The influence of the Swiss Typographic Style has had a long reign at Penguin. Bursting out in 1961 with Romek Marber’s famous grid, it has reappeared in different forms ever since. The Swiss design philosophy was to achieve a kind of informational purity, with the use of modern sans serif fonts, taut assymetrical layouts, and, when images were needed, photographs rather than hand-rendered illustrations. It was ‘high modernism’ in graphic design.
Penguin art director Jim Stoddart employed a version of the Swiss style in his layouts for the Mini Modern series. The formula is very simple: no illustration and just serif type in black & white with a silvery-grey background. The covers have a minimalist aesthetic – achieving the maximum with the minimum, but with elegance.
On his website Stoddart has published the design grid he formulated for the series.

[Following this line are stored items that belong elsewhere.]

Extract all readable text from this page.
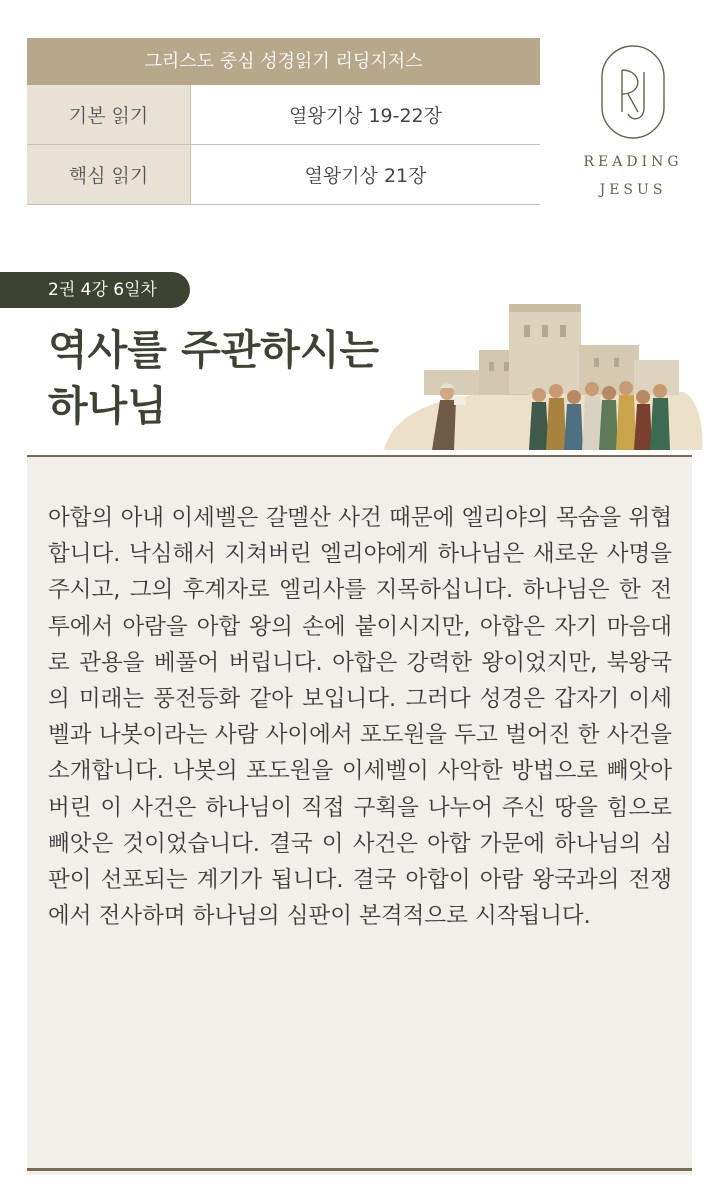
그리스도 중심 성경읽기 리딩지저스
기본 읽기	열왕기상 19-22장
핵심 읽기	열왕기상 21장
READING
JESUS
2권 4강 6일차
역사를 주관하시는
하나님

아합의 아내 이세벨은 갈멜산 사건 때문에 엘리야의 목숨을 위협합니다. 낙심해서 지쳐버린 엘리야에게 하나님은 새로운 사명을 주시고, 그의 후계자로 엘리사를 지목하십니다. 하나님은 한 전투에서 아람을 아합 왕의 손에 붙이시지만, 아합은 자기 마음대로 관용을 베풀어 버립니다. 아합은 강력한 왕이었지만, 북왕국의 미래는 풍전등화 같아 보입니다. 그러다 성경은 갑자기 이세벨과 나봇이라는 사람 사이에서 포도원을 두고 벌어진 한 사건을 소개합니다. 나봇의 포도원을 이세벨이 사악한 방법으로 빼앗아버린 이 사건은 하나님이 직접 구획을 나누어 주신 땅을 힘으로 빼앗은 것이었습니다. 결국 이 사건은 아합 가문에 하나님의 심판이 선포되는 계기가 됩니다. 결국 아합이 아람 왕국과의 전쟁에서 전사하며 하나님의 심판이 본격적으로 시작됩니다.
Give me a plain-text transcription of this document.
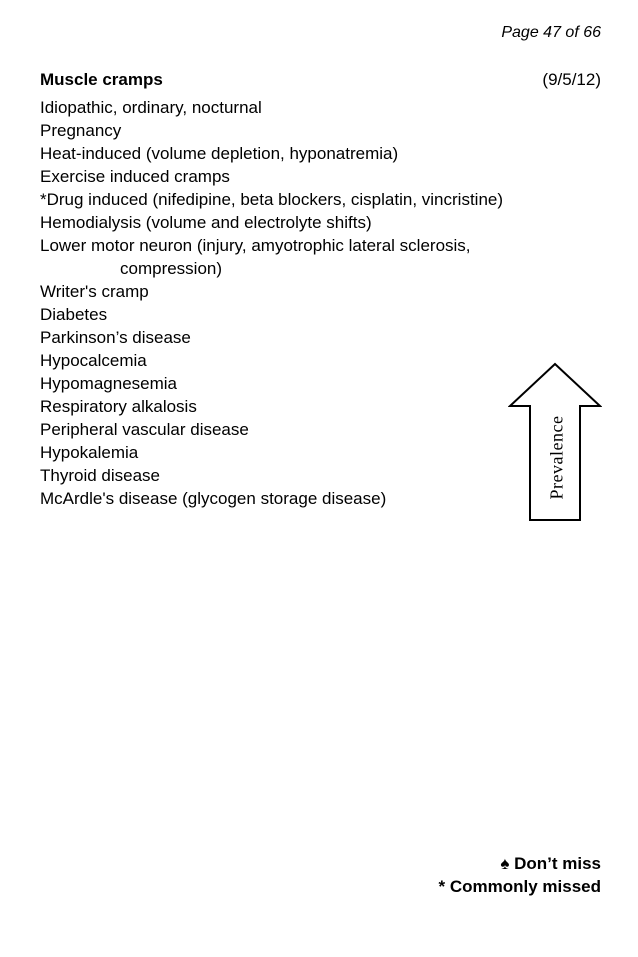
Page 47 of 66
Muscle cramps	(9/5/12)
Idiopathic, ordinary, nocturnal
Pregnancy
Heat-induced (volume depletion, hyponatremia)
Exercise induced cramps
*Drug induced (nifedipine, beta blockers, cisplatin, vincristine)
Hemodialysis (volume and electrolyte shifts)
Lower motor neuron (injury, amyotrophic lateral sclerosis,
compression)
Writer's cramp
Diabetes
Parkinson’s disease
Hypocalcemia
Hypomagnesemia
Respiratory alkalosis
Peripheral vascular disease
Hypokalemia
Thyroid disease
McArdle's disease (glycogen storage disease)	Prevalence
♠ Don’t miss
* Commonly missed
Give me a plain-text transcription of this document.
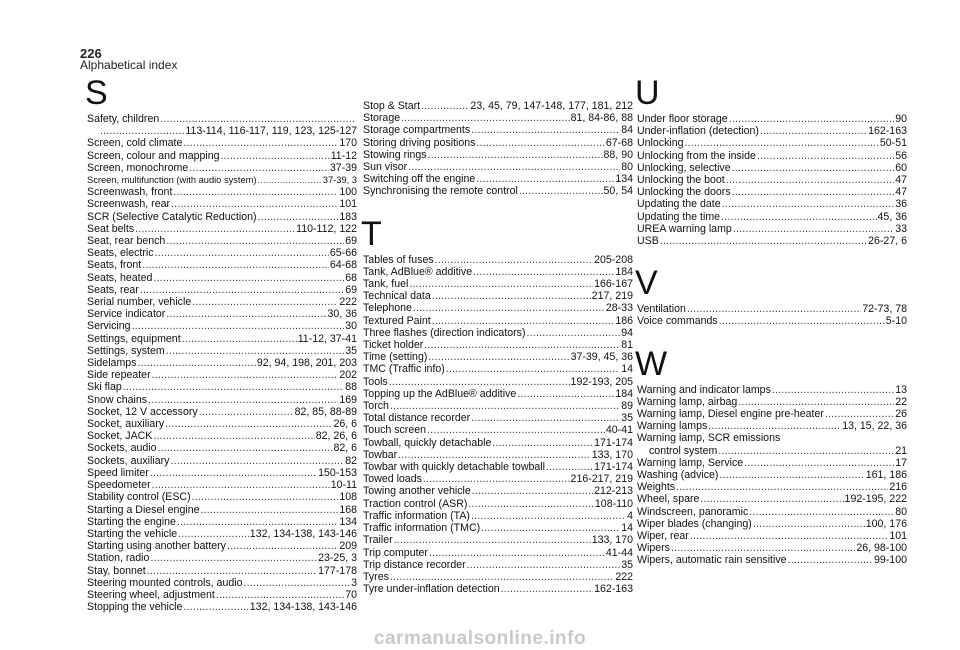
226
Alphabetical index
S
Safety, children
.....
.....
113-114, 116-117, 119, 123, 125-127
Screen, cold climate .....	170
Screen, colour and mapping .....	11-12
Screen, monochrome .....	37-39
Screen, multifunction (with audio system) .....	37-39, 3
Screenwash, front .....	100
Screenwash, rear .....	101
SCR (Selective Catalytic Reduction) .....	183
Seat belts .....	110-112, 122
Seat, rear bench .....	69
Seats, electric .....	65-66
Seats, front .....	64-68
Seats, heated .....	68
Seats, rear .....	69
Serial number, vehicle .....	222
Service indicator .....	30, 36
Servicing .....	30
Settings, equipment .....	11-12, 37-41
Settings, system .....	35
Sidelamps .....	92, 94, 198, 201, 203
Side repeater .....	202
Ski flap .....	88
Snow chains .....	169
Socket, 12 V accessory .....	82, 85, 88-89
Socket, auxiliary .....	26, 6
Socket, JACK .....	82, 26, 6
Sockets, audio .....	82, 6
Sockets, auxiliary .....	82
Speed limiter .....	150-153
Speedometer .....	10-11
Stability control (ESC) .....	108
Starting a Diesel engine .....	168
Starting the engine .....	134
Starting the vehicle .....	132, 134-138, 143-146
Starting using another battery .....	209
Station, radio .....	23-25, 3
Stay, bonnet .....	177-178
Steering mounted controls, audio .....	3
Steering wheel, adjustment .....	70
Stopping the vehicle .....	132, 134-138, 143-146
Stop & Start .....	23, 45, 79, 147-148, 177, 181, 212
Storage .....	81, 84-86, 88
Storage compartments .....	84
Storing driving positions .....	67-68
Stowing rings .....	88, 90
Sun visor .....	80
Switching off the engine .....	134
Synchronising the remote control .....	50, 54
T
Tables of fuses .....	205-208
Tank, AdBlue® additive .....	184
Tank, fuel .....	166-167
Technical data .....	217, 219
Telephone .....	28-33
Textured Paint .....	186
Three flashes (direction indicators) .....	94
Ticket holder .....	81
Time (setting) .....	37-39, 45, 36
TMC (Traffic info) .....	14
Tools .....	192-193, 205
Topping up the AdBlue® additive .....	184
Torch .....	89
Total distance recorder .....	35
Touch screen .....	40-41
Towball, quickly detachable .....	171-174
Towbar .....	133, 170
Towbar with quickly detachable towball .....	171-174
Towed loads .....	216-217, 219
Towing another vehicle .....	212-213
Traction control (ASR) .....	108-110
Traffic information (TA) .....	4
Traffic information (TMC) .....	14
Trailer .....	133, 170
Trip computer .....	41-44
Trip distance recorder .....	35
Tyres .....	222
Tyre under-inflation detection .....	162-163
U
Under floor storage .....	90
Under-inflation (detection) .....	162-163
Unlocking .....	50-51
Unlocking from the inside .....	56
Unlocking, selective .....	60
Unlocking the boot .....	47
Unlocking the doors .....	47
Updating the date .....	36
Updating the time .....	45, 36
UREA warning lamp .....	33
USB .....	26-27, 6
V
Ventilation .....	72-73, 78
Voice commands .....	5-10
W
Warning and indicator lamps .....	13
Warning lamp, airbag .....	22
Warning lamp, Diesel engine pre-heater .....	26
Warning lamps .....	13, 15, 22, 36
Warning lamp, SCR emissions
control system .....	21
Warning lamp, Service .....	17
Washing (advice) .....	161, 186
Weights .....	216
Wheel, spare .....	192-195, 222
Windscreen, panoramic .....	80
Wiper blades (changing) .....	100, 176
Wiper, rear .....	101
Wipers .....	26, 98-100
Wipers, automatic rain sensitive .....	99-100
carmanualsonline.info
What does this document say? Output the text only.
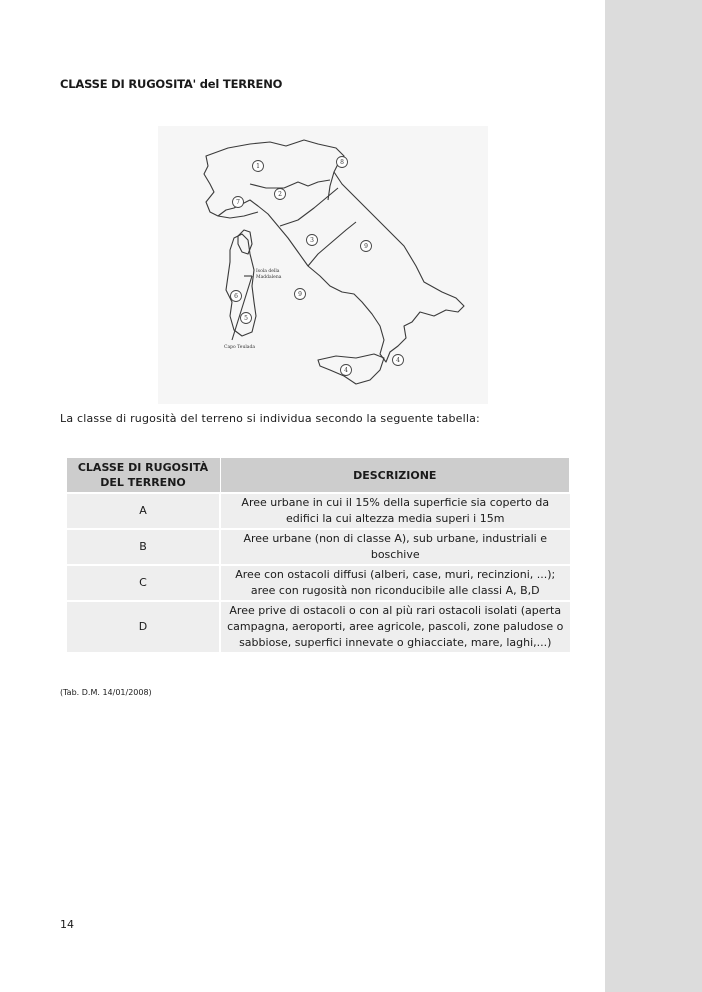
CLASSE DI RUGOSITA' del TERRENO
1
8
2
7
3
9
9
6
5
4
4
Isola della
Maddalena
Capo Teulada
La classe di rugosità del terreno si individua secondo la seguente tabella:
CLASSE DI RUGOSITÀ DEL TERRENO	DESCRIZIONE
A	Aree urbane in cui il 15% della superficie sia coperto da edifici la cui altezza media superi i 15m
B	Aree urbane (non di classe A), sub urbane, industriali e boschive
C	Aree con ostacoli diffusi (alberi, case, muri, recinzioni, ...); aree con rugosità non riconducibile alle classi A, B,D
D	Aree prive di ostacoli o con al più rari ostacoli isolati (aperta campagna, aeroporti, aree agricole, pascoli, zone paludose o sabbiose, superfici innevate o ghiacciate, mare, laghi,...)
(Tab. D.M. 14/01/2008)
14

Look for other grids on the site, it reinforces the impression of classical design rigor at Penguin that goes all the back to the 1940s and the era of Jan Tschichold and Hans Schmoller.
The Mini Moderns were published as a “memorial” to the Penguin Modern Classics which started in 1961: “In 2011, on the fiftieth anniversary of the modern classics, we’re publishing fifty mini modern classics: the very best short fiction…”
Was Jim Stoddart inspired by this 1960s title? JD Salinger’s Catcher in the Rye was one of the most successful of all Penguin Modern Classics. It was printed with this elegant minimalist cover in the late 1960s – Salinger famously insisted on typographic covers. A mint condition copy is like a bar of silver and Stoddart’s series shares that feeling of preciousness, despite their small size.